“They were just laughing and laughing; made me want to slap them upside the head if you know what I mean?” he didn’t look up from what he was reading and I had no idea of what he might be talking about.
“You wanted to hit them on the side of the head with your open hand?” I said just to make conversation.
“What?” he looked up from his book and gave me a puzzled look.
“Slap upside the head,” I clarified.
“Oh,” he shook his head like he was trying to clean his brain of foolishness. “In this book, this author has everyone laughing at everything – they sound like complete fools,” he held the paperback in one hand and waved it around while he talked.
“So…read something else?”
‘“I’ve never not finished a book after reading more than a couple pages. It’s a commitment. If you’re going to start something you should finish it. My dad taught me that, he was a very responsible person. Raised my three sisters and me, never complained a day in his life; at least not about having to take care of us. Hard work, out in the hot sun, they used to start at four in the morning during the summer! He said, “Finish what you start!’”
“I’m sure he wasn’t talking about that book,” I pointed at the book, which took a little effort as it was still waving around in circles.
“Slippery slope,” he said like it was the answer to end all answers, “slippery slope that’s all.”

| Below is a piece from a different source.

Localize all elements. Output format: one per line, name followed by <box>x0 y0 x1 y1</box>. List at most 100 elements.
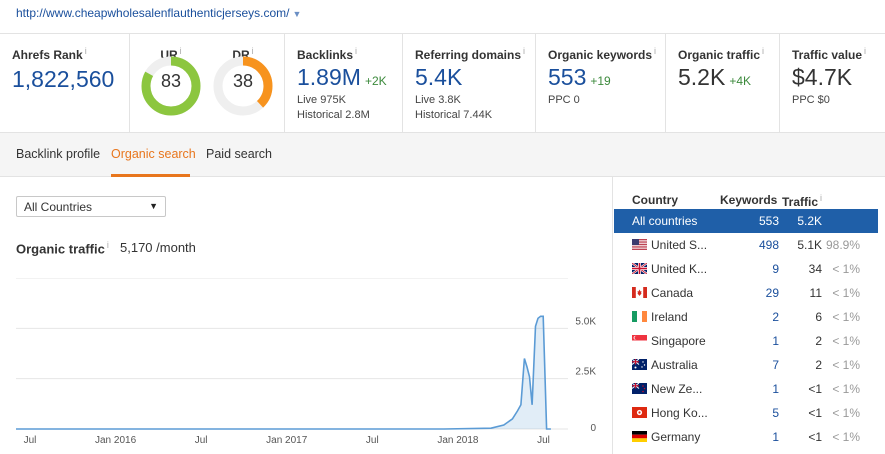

“Tell me more about this incline with limited traction,” I had completely lost interest in the conversation but if I kept him talking I would have to do less.
“Slippery slope,” I stated without giving it a thought.
‘“Deciding what things need to be finished and what things can be left unfinished. Where does it end? It makes the whole, “finish what you started” thing meaningless! Changes it to, “finish what you want to” and what kind of sense does that make?”’
“I got to go. Good to see you again,” I stood and offered him my hand to shake. He took my hand by the fingers and did a limp fish shake.
“You going to finish your coffee?” he asked.